We love open-source keyboards. We come from that side of the community. But we saw the same thing over and over: people would hear about Corne, Lily58, Sofle, etc., get excited, and then fall off when they saw the build list.
“Wait, I have to order PCBs from here, diodes from there, switches somewhere else, an MCU, maybe a nice case, and then flash firmware? And I need a TRRS cable? And a nice tenting kit? And what firmware do I even pick?”
That stuff is fun for some of us. For a lot of people, it’s the reason they never actually try a split. So we made Kamo Keyboards to remove that barrier.
Plug-and-play, out of the box
This is the core promise:
We know how challenging it can be to build a custom keyboard from scratch. With a Kamo Keyboard, you get a fully plug-and-play split keyboard that’s ready to use out of the box. It’s affordable, upgradable, and designed to save you time, so you can focus on what really matters: your next big project.
You don’t have to solder. You don’t have to debug USB. You don’t have to wonder why one half isn’t waking up. You just plug it in and type.
That way, people can actually experience a split keyboard and not just read about it in a Discord channel.
The Kamo Corne: small, nice, practical
Our main board is the Kamo Corne, based on the classic Corne layout that so many people love: compact, ergonomic, efficient. We didn’t try to reinvent the whole thing. We just made it friendlier.
We added:
- Plug-and-play setup → works out of the box
- Add-ons and upgrades → you can grow with it
- Sharp looks → if it’s on your desk all day, it should look good
- Portable shape → toss it in a bag, use it across setups
Split keyboards don’t have to be ugly. Hold your feathers, we made sure of that.

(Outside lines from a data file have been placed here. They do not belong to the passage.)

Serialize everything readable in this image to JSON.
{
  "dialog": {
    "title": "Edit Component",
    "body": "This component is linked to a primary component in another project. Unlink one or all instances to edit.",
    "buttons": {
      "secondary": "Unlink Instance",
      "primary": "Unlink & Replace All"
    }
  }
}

Affordable, but not locked down
One thing we really didn’t want was “if you want something ergonomic, you must spend 400–500€.” That price range scares off the exact people who need better ergonomics.
So we made Kamo boards:
- Affordable → so you can actually try split
- Upgradable → so your board can evolve with you
- Time-saving → so you don’t burn a weekend building the tool you need to work
Basically: you get the DIY benefits without the DIY homework.
Giving back: 5€ to the ZMK and QMK projects
This part matters to us alot.
We wouldn’t have any of this without the open-source projects that power the scene. ZMK and QMK are the invisible heroes behind so many keyboards. Maintainers, contributors, docs writers who keep this whole world alive.
That’s why:
With each keyboard sold, we donate 5€ to the amazing people behind the ZMK and QMK open source projects.
So when someone buys a Kamo board, it’s not just “I got a nice keyboard.” It’s also “I helped the ecosystem stay healthy.”
And yes - we’re just people
Kamo Keyboards isn’t a faceless “device brand.” We’re three friends who like to tinker, build stuff, and make the kind of gear we wanted ourselves.
That means:
- if something breaks, you talk to an actual person
- if you have a weird layout idea, we think that’s fun, not annoying
- if the community needs a feature, we can move fast
You’re not buying from a big corp. You’re buying from people who actually use this stuff.
Ready to let your hands fly?
Here’s what I always tell people:
- Get a split keyboard: ideally a Kamo Corne if you want to skip the build step.
- Set the halves where your arms want to be: wider than you think.
- Use it for a week: seriously, give your body time to adjust.
What you’ll probably notice:
- your wrists stay straighter
- your shoulders don’t creep up
- your desk setup suddenly looks intentional
- and going back to a regular board feels cramped
Your hands will thank you. Your shoulders will thank you.
And the open-source community will thank you, too.